I do not remember if I could ever touch my toes without bending my knees. It was somewhat embarrassing when I could not do that stretch in my thirties while warming up to run marathons. Now I can barely touch my knees but my age absolves me from embarrassment. I am only envious of the limber people because they can cut their toenails. It was always difficult for me but last year’s knee injuries do not allow me the luxury of twisting or contorting my leg in strange yoga positions. I find it odd that I can snowshoe or do a straightforward walk or run but cannot make any tennis movements. I have had to give up dunking a basketball. I cannot ski but that is what people said about me when I did ski. I gladly abandon those activities but mourn that I am unable to cut those darn toenails. Wearing ever longer shoes seems to be affecting my balance and I cannot go barefoot because my feet and toenails scare little children. Luckily my legs feel fine when I whine in a sedentary position.

Monkey Business

The math.stackexchange site explains the difference between a sound argument and a valid argument for anyone who did not take a logic course or who slept through it like I did. I do not have the attention span to follow that trail. The distinction has no practical significance for me since I deal only in unsound and invalid arguments. YouTube says that plants and animals share a common ancestor from 1.6 billion years ago. Humans share 99.9% of their genetic make-up with each other, so the Kill Cannibals hate group makes a valid argument that we should not eat each other. Humans share 98.5% DNA with Chimpanzees, so Vegetarians have a sound argument when they oppose the eating of Chimpanzees. Apparently banana plants share 60% of human DNA but the Kill Cannibals and Vegetarian factions do not oppose the eating of bananas. So where do we draw the lines? Round worms are at 38% but everyone would rather eat a banana or rice (which only shares 25% of human DNA). I would argue that YouTube shares no human DNA and that we should ignore it but I suspect my argument is rendered invalid and unsound by the fruit flies (47%) who consider themselves one with any banana I have ever brought into my kitchen.


Mr. Rogers once said, “look for what’s best in a person.” Actually he probably said it more than once. I am still not very good at it even though such advice is a pure and simple recipe for being happy. I will work on getting better at it. But right now I have the more urgent task of pointing out to others how they are failing at it. Sure the degree of difficulty increases in finding the best in people like me but it is not impossible. What about all the times I have helped people by pointing out their mistakes?


In the 2003 movie Paycheck, Ben Affleck saw the future. But he is not very believable because if he truly saw the future, he would have done a better job of ending his romance with JLo.
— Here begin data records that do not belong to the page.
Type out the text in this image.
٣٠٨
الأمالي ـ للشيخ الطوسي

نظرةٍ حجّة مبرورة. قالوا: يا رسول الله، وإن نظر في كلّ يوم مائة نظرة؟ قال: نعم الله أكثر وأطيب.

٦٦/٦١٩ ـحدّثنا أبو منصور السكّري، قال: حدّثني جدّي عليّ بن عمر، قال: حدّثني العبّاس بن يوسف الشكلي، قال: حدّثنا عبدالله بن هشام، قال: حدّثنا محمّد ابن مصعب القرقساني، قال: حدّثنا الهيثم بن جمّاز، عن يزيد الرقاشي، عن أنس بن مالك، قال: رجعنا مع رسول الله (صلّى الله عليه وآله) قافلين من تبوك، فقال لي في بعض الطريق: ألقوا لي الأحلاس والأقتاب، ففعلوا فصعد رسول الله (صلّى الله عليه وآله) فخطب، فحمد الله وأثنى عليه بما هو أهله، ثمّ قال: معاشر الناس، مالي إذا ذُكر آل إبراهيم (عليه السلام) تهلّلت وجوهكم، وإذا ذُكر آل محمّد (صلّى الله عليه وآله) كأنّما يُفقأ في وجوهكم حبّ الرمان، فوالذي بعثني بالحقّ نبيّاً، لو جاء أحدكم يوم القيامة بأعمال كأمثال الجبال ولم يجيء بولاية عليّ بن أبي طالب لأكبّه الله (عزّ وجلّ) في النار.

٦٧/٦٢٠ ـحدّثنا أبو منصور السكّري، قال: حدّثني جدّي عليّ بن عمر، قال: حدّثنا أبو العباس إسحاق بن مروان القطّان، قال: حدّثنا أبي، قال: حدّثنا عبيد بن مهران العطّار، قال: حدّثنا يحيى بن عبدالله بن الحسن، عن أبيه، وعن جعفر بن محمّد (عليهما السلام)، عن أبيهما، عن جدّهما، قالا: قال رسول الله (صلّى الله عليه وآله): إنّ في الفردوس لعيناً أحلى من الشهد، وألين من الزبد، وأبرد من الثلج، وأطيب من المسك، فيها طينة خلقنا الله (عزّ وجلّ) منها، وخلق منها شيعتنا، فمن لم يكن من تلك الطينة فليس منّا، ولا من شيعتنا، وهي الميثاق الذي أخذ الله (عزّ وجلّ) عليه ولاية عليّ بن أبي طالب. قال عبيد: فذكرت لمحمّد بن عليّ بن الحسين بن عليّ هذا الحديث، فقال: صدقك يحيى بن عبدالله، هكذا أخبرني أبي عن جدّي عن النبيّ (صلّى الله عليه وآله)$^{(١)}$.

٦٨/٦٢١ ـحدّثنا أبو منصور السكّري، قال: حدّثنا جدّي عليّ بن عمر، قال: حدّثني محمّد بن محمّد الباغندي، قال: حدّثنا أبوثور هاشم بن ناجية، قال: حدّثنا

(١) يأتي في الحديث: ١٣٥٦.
And why did he not skip starring in the movie Jersey Girl in 2004? Knowing the future was not useful in avoiding a divorce from Jennifer Garner or recent rehab stints for alcoholism. Give me a glimpse of the future and I will know what to do with it. Same thing with lottery winnings. Those opportunities should not be wasted on people who do not know how to use them! I would definitely include my Blog readers in my good fortune, not so much to reward them but to spite the non readers.

My Rock

Happy Birthday, Mollie. I thought of some funny stuff to say about you but that would defeat the purpose of making this your birthday gift. Like the Gettysburg Address, the most powerful sentiments are stated succinctly. Three score and twelve years and you still rock.